Continuing virus of hate

In “Healing the disease, not the symptoms” (September 15), Gershon Baskin wants us to concentrate on healing the disease but he neglects to mention that the symptoms are precisely what this conflict is all about.

The Palestinians from birth and onward are indoctrinated and thereby infused with a mindset that Israel is a pariah state that should not exist, let alone be recognized.

From school textbooks to their leaders’ pronouncements, the falsehood is to the fore that the Jewish people have usurped their lands and violence is the only course of action.

With a terrorist organization running Gaza and a failing leadership in the West Bank, a healing process for the so-called disease cannot be initiated when one side is determined to spread a continuing virus of hate.

A permanent cure can only be achieved when the Palestinians are willing to accept that what ails them is self inflicted, and that by rejecting violence and through a willingness to seek out that path to peace, the disease itself might well be fully eradicated.

STEPHEN VISHNICK

Tel Aviv

Tradition, pomp and circumstance

Thank you for your editorial “A royal welcome” (September 12) which provides an excellent synopsis of the messages of praise by the leaders of our country to the people of the United Kingdom on the passing of the Queen Elizabeth II and the ceremonials we have been witnessing during these momentous days.

No country can compete with Britain in matters of tradition, pomp and ceremony, of Golden Coaches and Coldstream Guards, of Beefeaters and town criers, of castles and banquets, of lords and ladies, barons and dukes – indeed every man’s fairyland.

The entire world has been watching and totally enchanted and spellbound by the processions and ceremonies which we will continue to witness, both at the royal funeral and at the coronation. The Queen is dead! Long live the King!

I can imagine the festivities in the streets of London when the new king is crowned as I remember so clearly the celebrations in 1953, at the crowning of Queen Elizabeth, that young beautiful and vivacious girl, as Queen of England. I was a young lad, just before my bar mitzvah. Street parties spontaneously sprouted across the country and I, together with my brother and two sisters, entered and won the street fancy dress competition.
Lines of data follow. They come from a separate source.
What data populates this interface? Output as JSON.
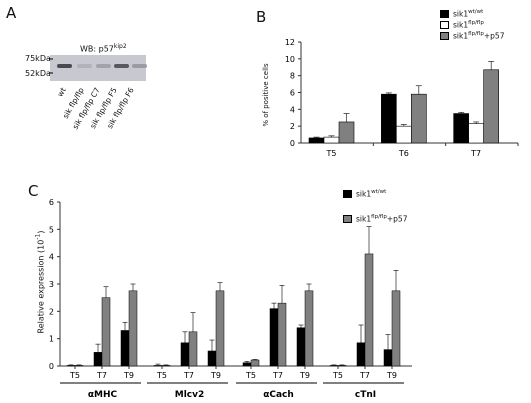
{
  "panel_letters": {
    "a": "A",
    "b": "B",
    "c": "C"
  },
  "blot": {
    "title": "WB: p57",
    "title_sup": "kip2",
    "markers": [
      "75kDa",
      "52kDa"
    ],
    "lanes": [
      "wt",
      "sik flp/flp",
      "sik flp/flp C7",
      "sik flp/flp F5",
      "sik flp/flp F6"
    ],
    "band_intensity": [
      0.85,
      0.15,
      0.25,
      0.75,
      0.3
    ]
  },
  "chart_data": [
    {
      "type": "bar",
      "panel": "B",
      "categories": [
        "T5",
        "T6",
        "T7"
      ],
      "ylabel": "% of positive cells",
      "ylim": [
        0,
        12
      ],
      "yticks": [
        0,
        2,
        4,
        6,
        8,
        10,
        12
      ],
      "legend_position": "top-right",
      "series": [
        {
          "name": "sik1",
          "sup": "wt/wt",
          "suffix": "",
          "color": "#000000",
          "values": [
            0.6,
            5.8,
            3.5
          ],
          "errors": [
            0.1,
            0.15,
            0.15
          ]
        },
        {
          "name": "sik1",
          "sup": "flp/flp",
          "suffix": "",
          "color": "#ffffff",
          "values": [
            0.7,
            2.0,
            2.3
          ],
          "errors": [
            0.15,
            0.2,
            0.2
          ]
        },
        {
          "name": "sik1",
          "sup": "flp/flp",
          "suffix": "+p57",
          "color": "#808080",
          "values": [
            2.5,
            5.8,
            8.7
          ],
          "errors": [
            1.0,
            1.0,
            1.0
          ]
        }
      ]
    },
    {
      "type": "bar",
      "panel": "C",
      "groups": [
        {
          "name": "αMHC",
          "categories": [
            "T5",
            "T7",
            "T9"
          ]
        },
        {
          "name": "Mlcv2",
          "categories": [
            "T5",
            "T7",
            "T9"
          ]
        },
        {
          "name": "αCach",
          "categories": [
            "T5",
            "T7",
            "T9"
          ]
        },
        {
          "name": "cTnI",
          "categories": [
            "T5",
            "T7",
            "T9"
          ]
        }
      ],
      "ylabel": "Relative expression (10",
      "ylabel_sup": "-1",
      "ylabel_end": ")",
      "ylim": [
        0,
        6
      ],
      "yticks": [
        0,
        1,
        2,
        3,
        4,
        5,
        6
      ],
      "legend_position": "top-right",
      "series": [
        {
          "name": "sik1",
          "sup": "wt/wt",
          "suffix": "",
          "color": "#000000",
          "values": [
            0.02,
            0.5,
            1.3,
            0.02,
            0.85,
            0.55,
            0.12,
            2.1,
            1.4,
            0.02,
            0.85,
            0.6
          ],
          "errors": [
            0.02,
            0.3,
            0.3,
            0.05,
            0.4,
            0.4,
            0.05,
            0.2,
            0.1,
            0.02,
            0.65,
            0.55
          ]
        },
        {
          "name": "sik1",
          "sup": "flp/flp",
          "suffix": "+p57",
          "color": "#808080",
          "values": [
            0.02,
            2.5,
            2.75,
            0.02,
            1.25,
            2.75,
            0.22,
            2.3,
            2.75,
            0.02,
            4.1,
            2.75
          ],
          "errors": [
            0.02,
            0.4,
            0.25,
            0.02,
            0.7,
            0.3,
            0.02,
            0.65,
            0.25,
            0.02,
            1.0,
            0.75
          ]
        }
      ]
    }
  ]
}
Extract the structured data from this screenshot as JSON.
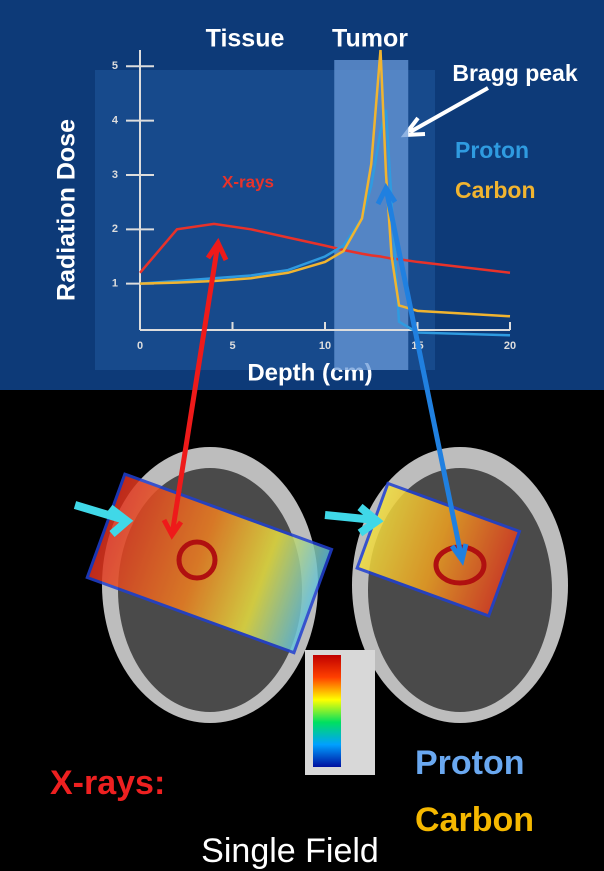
{
  "chart_data": {
    "type": "line",
    "region_labels": [
      "Tissue",
      "Tumor"
    ],
    "annotation": "Bragg peak",
    "x_label": "Depth (cm)",
    "y_label": "Radiation Dose",
    "x": [
      0,
      2,
      4,
      6,
      8,
      10,
      11,
      12,
      12.5,
      13,
      13.3,
      13.6,
      14,
      15,
      20
    ],
    "series": [
      {
        "name": "X-rays",
        "color": "#e8322a",
        "values": [
          1.2,
          2.0,
          2.1,
          2.0,
          1.85,
          1.7,
          1.62,
          1.55,
          1.52,
          1.5,
          1.48,
          1.46,
          1.45,
          1.4,
          1.2
        ]
      },
      {
        "name": "Proton",
        "color": "#2f9be0",
        "values": [
          1,
          1.05,
          1.1,
          1.15,
          1.25,
          1.5,
          1.7,
          2.2,
          2.8,
          3.8,
          4.2,
          2.5,
          0.3,
          0.1,
          0.05
        ]
      },
      {
        "name": "Carbon",
        "color": "#f0b430",
        "values": [
          1,
          1.02,
          1.05,
          1.1,
          1.2,
          1.4,
          1.6,
          2.2,
          3.2,
          5.3,
          3.0,
          1.5,
          0.6,
          0.5,
          0.4
        ]
      }
    ],
    "shaded_x_range": [
      10.5,
      14.5
    ],
    "xlim": [
      0,
      20
    ],
    "ylim": [
      0,
      5.3
    ],
    "xticks": [
      0,
      5,
      10,
      15,
      20
    ],
    "yticks": [
      1,
      2,
      3,
      4,
      5
    ]
  },
  "bottom_panel": {
    "labels": [
      "X-rays:",
      "Proton",
      "Carbon"
    ],
    "caption": "Single Field"
  }
}
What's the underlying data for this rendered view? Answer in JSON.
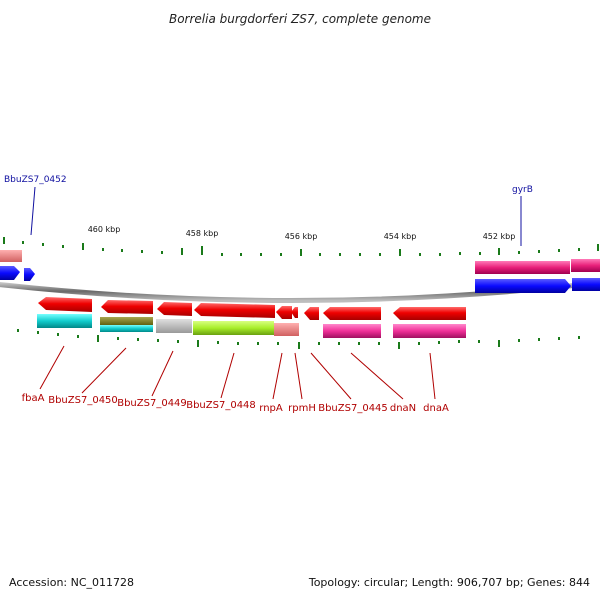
{
  "title": "Borrelia burgdorferi ZS7, complete genome",
  "kbp_labels": [
    "460 kbp",
    "458 kbp",
    "456 kbp",
    "454 kbp",
    "452 kbp"
  ],
  "top_gene_labels": [
    "BbuZS7_0452",
    "gyrB"
  ],
  "bottom_gene_labels": [
    "fbaA",
    "BbuZS7_0450",
    "BbuZS7_0449",
    "BbuZS7_0448",
    "rnpA",
    "rpmH",
    "BbuZS7_0445",
    "dnaN",
    "dnaA"
  ],
  "footer": {
    "accession": "Accession: NC_011728",
    "summary": "Topology: circular; Length: 906,707 bp; Genes: 844"
  },
  "colors": {
    "forward_gene": "#1a1aff",
    "forward_cds": "#e8207a",
    "reverse_gene": "#ee0000",
    "backbone": "#777777",
    "ticks": "#1a7a1a",
    "label_blue": "#1010a0",
    "label_red": "#b00000"
  }
}
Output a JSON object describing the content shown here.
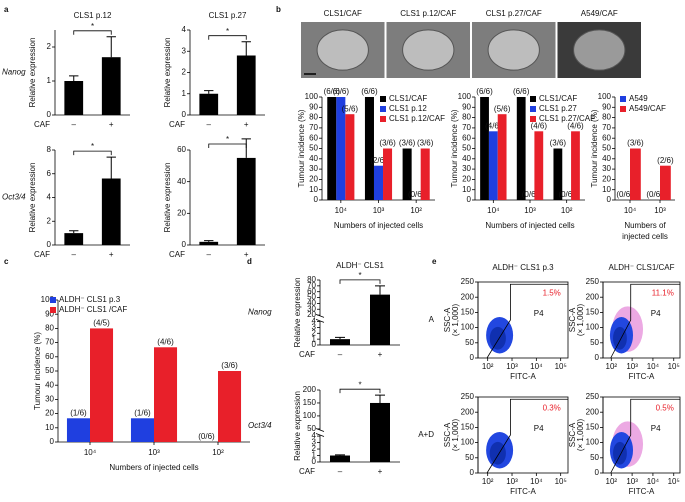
{
  "chart_data": [
    {
      "type": "bar",
      "panel": "a",
      "title": "CLS1 p.12",
      "row_label": "Nanog",
      "ylabel": "Relative expression",
      "x_prefix": "CAF",
      "categories": [
        "–",
        "+"
      ],
      "values": [
        1.0,
        1.7
      ],
      "errors": [
        0.15,
        0.6
      ],
      "color": "#000000",
      "ylim": [
        0,
        2.5
      ],
      "yticks": [
        0,
        1,
        2
      ],
      "significance": "*"
    },
    {
      "type": "bar",
      "title": "CLS1 p.27",
      "ylabel": "Relative expression",
      "x_prefix": "CAF",
      "categories": [
        "–",
        "+"
      ],
      "values": [
        1.0,
        2.8
      ],
      "errors": [
        0.15,
        0.65
      ],
      "color": "#000000",
      "ylim": [
        0,
        4
      ],
      "yticks": [
        0,
        1,
        2,
        3,
        4
      ],
      "significance": "*"
    },
    {
      "type": "bar",
      "row_label": "Oct3/4",
      "ylabel": "Relative expression",
      "x_prefix": "CAF",
      "categories": [
        "–",
        "+"
      ],
      "values": [
        1.0,
        5.6
      ],
      "errors": [
        0.2,
        1.8
      ],
      "color": "#000000",
      "ylim": [
        0,
        8
      ],
      "yticks": [
        0,
        2,
        4,
        6,
        8
      ],
      "significance": "*"
    },
    {
      "type": "bar",
      "ylabel": "Relative expression",
      "x_prefix": "CAF",
      "categories": [
        "–",
        "+"
      ],
      "values": [
        2.0,
        55
      ],
      "errors": [
        0.8,
        12
      ],
      "color": "#000000",
      "ylim": [
        0,
        60
      ],
      "yticks": [
        0,
        20,
        40,
        60
      ],
      "significance": "*"
    },
    {
      "type": "image",
      "panel": "b",
      "labels": [
        "CLS1/CAF",
        "CLS1 p.12/CAF",
        "CLS1 p.27/CAF",
        "A549/CAF"
      ]
    },
    {
      "type": "grouped_bar",
      "ylabel": "Tumour incidence (%)",
      "xlabel": [
        "Numbers of injected cells"
      ],
      "categories": [
        "10⁴",
        "10³",
        "10²"
      ],
      "legend": "upper right",
      "series": [
        {
          "name": "CLS1/CAF",
          "color": "#000000",
          "values": [
            100,
            100,
            50
          ],
          "value_labels": [
            "(6/6)",
            "(6/6)",
            "(3/6)"
          ]
        },
        {
          "name": "CLS1 p.12",
          "color": "#1f3fe0",
          "values": [
            100,
            33.3,
            0
          ],
          "value_labels": [
            "(6/6)",
            "(2/6)",
            "(0/6)"
          ]
        },
        {
          "name": "CLS1 p.12/CAF",
          "color": "#e8202a",
          "values": [
            83.3,
            50,
            50
          ],
          "value_labels": [
            "(5/6)",
            "(3/6)",
            "(3/6)"
          ]
        }
      ],
      "ylim": [
        0,
        100
      ],
      "yticks": [
        0,
        10,
        20,
        30,
        40,
        50,
        60,
        70,
        80,
        90,
        100
      ]
    },
    {
      "type": "grouped_bar",
      "ylabel": "Tumour incidence (%)",
      "xlabel": [
        "Numbers of injected cells"
      ],
      "categories": [
        "10⁴",
        "10³",
        "10²"
      ],
      "legend": "upper right",
      "series": [
        {
          "name": "CLS1/CAF",
          "color": "#000000",
          "values": [
            100,
            100,
            50
          ],
          "value_labels": [
            "(6/6)",
            "(6/6)",
            "(3/6)"
          ]
        },
        {
          "name": "CLS1 p.27",
          "color": "#1f3fe0",
          "values": [
            66.7,
            0,
            0
          ],
          "value_labels": [
            "(4/6)",
            "(0/6)",
            "(0/6)"
          ]
        },
        {
          "name": "CLS1 p.27/CAF",
          "color": "#e8202a",
          "values": [
            83.3,
            66.7,
            66.7
          ],
          "value_labels": [
            "(5/6)",
            "(4/6)",
            "(4/6)"
          ]
        }
      ],
      "ylim": [
        0,
        100
      ],
      "yticks": [
        0,
        10,
        20,
        30,
        40,
        50,
        60,
        70,
        80,
        90,
        100
      ]
    },
    {
      "type": "grouped_bar",
      "ylabel": "Tumour incidence (%)",
      "xlabel": [
        "Numbers of",
        "injected cells"
      ],
      "categories": [
        "10⁴",
        "10³"
      ],
      "legend": "upper right",
      "series": [
        {
          "name": "A549",
          "color": "#1f3fe0",
          "values": [
            0,
            0
          ],
          "value_labels": [
            "(0/6)",
            "(0/6)"
          ]
        },
        {
          "name": "A549/CAF",
          "color": "#e8202a",
          "values": [
            50,
            33.3
          ],
          "value_labels": [
            "(3/6)",
            "(2/6)"
          ]
        }
      ],
      "ylim": [
        0,
        100
      ],
      "yticks": [
        0,
        10,
        20,
        30,
        40,
        50,
        60,
        70,
        80,
        90,
        100
      ]
    },
    {
      "type": "grouped_bar",
      "panel": "c",
      "ylabel": "Tumour incidence (%)",
      "xlabel": [
        "Numbers of injected cells"
      ],
      "categories": [
        "10⁴",
        "10³",
        "10²"
      ],
      "legend": "upper left",
      "series": [
        {
          "name": "ALDH⁻ CLS1 p.3",
          "color": "#1f3fe0",
          "values": [
            16.7,
            16.7,
            0
          ],
          "value_labels": [
            "(1/6)",
            "(1/6)",
            "(0/6)"
          ]
        },
        {
          "name": "ALDH⁻ CLS1 /CAF",
          "color": "#e8202a",
          "values": [
            80,
            66.7,
            50
          ],
          "value_labels": [
            "(4/5)",
            "(4/6)",
            "(3/6)"
          ]
        }
      ],
      "ylim": [
        0,
        100
      ],
      "yticks": [
        0,
        10,
        20,
        30,
        40,
        50,
        60,
        70,
        80,
        90,
        100
      ]
    },
    {
      "type": "bar",
      "panel": "d",
      "title": "ALDH⁻ CLS1",
      "row_label": "Nanog",
      "ylabel": "Relative expression",
      "x_prefix": "CAF",
      "categories": [
        "–",
        "+"
      ],
      "values": [
        1.0,
        55
      ],
      "errors": [
        0.3,
        15
      ],
      "color": "#000000",
      "ylim": [
        0,
        80
      ],
      "ybreak": [
        4,
        20
      ],
      "yticks": [
        0,
        1,
        2,
        3,
        4,
        20,
        30,
        40,
        50,
        60,
        70,
        80
      ],
      "significance": "*"
    },
    {
      "type": "bar",
      "row_label": "Oct3/4",
      "ylabel": "Relative expression",
      "x_prefix": "CAF",
      "categories": [
        "–",
        "+"
      ],
      "values": [
        1.0,
        150
      ],
      "errors": [
        0.1,
        30
      ],
      "color": "#000000",
      "ylim": [
        0,
        200
      ],
      "ybreak": [
        4,
        50
      ],
      "yticks": [
        0,
        1,
        2,
        3,
        4,
        50,
        100,
        150,
        200
      ],
      "significance": "*"
    },
    {
      "type": "flow",
      "panel": "e",
      "title": "ALDH⁻ CLS1 p.3",
      "row_label": "A",
      "ylabel": "SSC-A",
      "yunit": "(× 1,000)",
      "xlabel": "FITC-A",
      "gate_label": "P4",
      "percent_label": "1.5%",
      "ylim": [
        0,
        250
      ],
      "yticks": [
        0,
        50,
        100,
        150,
        200,
        250
      ],
      "xlog": true,
      "xlim": [
        40,
        200000
      ],
      "xticks": [
        {
          "value": 100,
          "label": "10²"
        },
        {
          "value": 1000,
          "label": "10³"
        },
        {
          "value": 10000,
          "label": "10⁴"
        },
        {
          "value": 100000,
          "label": "10⁵"
        }
      ]
    },
    {
      "type": "flow",
      "title": "ALDH⁻ CLS1/CAF",
      "ylabel": "SSC-A",
      "yunit": "(× 1,000)",
      "xlabel": "FITC-A",
      "gate_label": "P4",
      "percent_label": "11.1%",
      "ylim": [
        0,
        250
      ],
      "yticks": [
        0,
        50,
        100,
        150,
        200,
        250
      ],
      "xlog": true,
      "xlim": [
        40,
        200000
      ],
      "xticks": [
        {
          "value": 100,
          "label": "10²"
        },
        {
          "value": 1000,
          "label": "10³"
        },
        {
          "value": 10000,
          "label": "10⁴"
        },
        {
          "value": 100000,
          "label": "10⁵"
        }
      ]
    },
    {
      "type": "flow",
      "row_label": "A+D",
      "ylabel": "SSC-A",
      "yunit": "(× 1,000)",
      "xlabel": "FITC-A",
      "gate_label": "P4",
      "percent_label": "0.3%",
      "ylim": [
        0,
        250
      ],
      "yticks": [
        0,
        50,
        100,
        150,
        200,
        250
      ],
      "xlog": true,
      "xlim": [
        40,
        200000
      ],
      "xticks": [
        {
          "value": 100,
          "label": "10²"
        },
        {
          "value": 1000,
          "label": "10³"
        },
        {
          "value": 10000,
          "label": "10⁴"
        },
        {
          "value": 100000,
          "label": "10⁵"
        }
      ]
    },
    {
      "type": "flow",
      "ylabel": "SSC-A",
      "yunit": "(× 1,000)",
      "xlabel": "FITC-A",
      "gate_label": "P4",
      "percent_label": "0.5%",
      "ylim": [
        0,
        250
      ],
      "yticks": [
        0,
        50,
        100,
        150,
        200,
        250
      ],
      "xlog": true,
      "xlim": [
        40,
        200000
      ],
      "xticks": [
        {
          "value": 100,
          "label": "10²"
        },
        {
          "value": 1000,
          "label": "10³"
        },
        {
          "value": 10000,
          "label": "10⁴"
        },
        {
          "value": 100000,
          "label": "10⁵"
        }
      ]
    }
  ]
}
At the end of the reign of the longest-serving British monarch, let us hope that the advent of a new figure, who will undoubtedly bring new ideas into the world of British royalty, will portend good news for his realms and territories in general and for the Jews of the British Isles in particular.

LAURENCE BECKER

Jerusalem

Free exercise of religion

US Supreme Court requires YU to allow LGBT student club” (September 16) is misleading and did not report the key statement of the four justices who support Yeshiva University. They indicated that this order to return to the NY state court for further review was routine and that if the NY state court does not reverse the current decision, the Supreme Court would take the case and probably reverse it.

“The First Amendment guarantees the right to the free exercise of religion, and if that provision means anything, it prohibits a state from enforcing its own preferred interpretation of Holy Scripture,” said the dissent, written by Justice Samuel A. Alito Jr. and joined by Justices Clarence Thomas, Neil M. Gorsuch and Amy Coney Barrett, “yet that is exactly what New York has done in this case, and it is disappointing that a majority of this Court refuses to provide relief.”

Alito said the four are likely to grant the case if the university is unsuccessful in New York state appeals court and “Yeshiva would likely win if its case came before us.”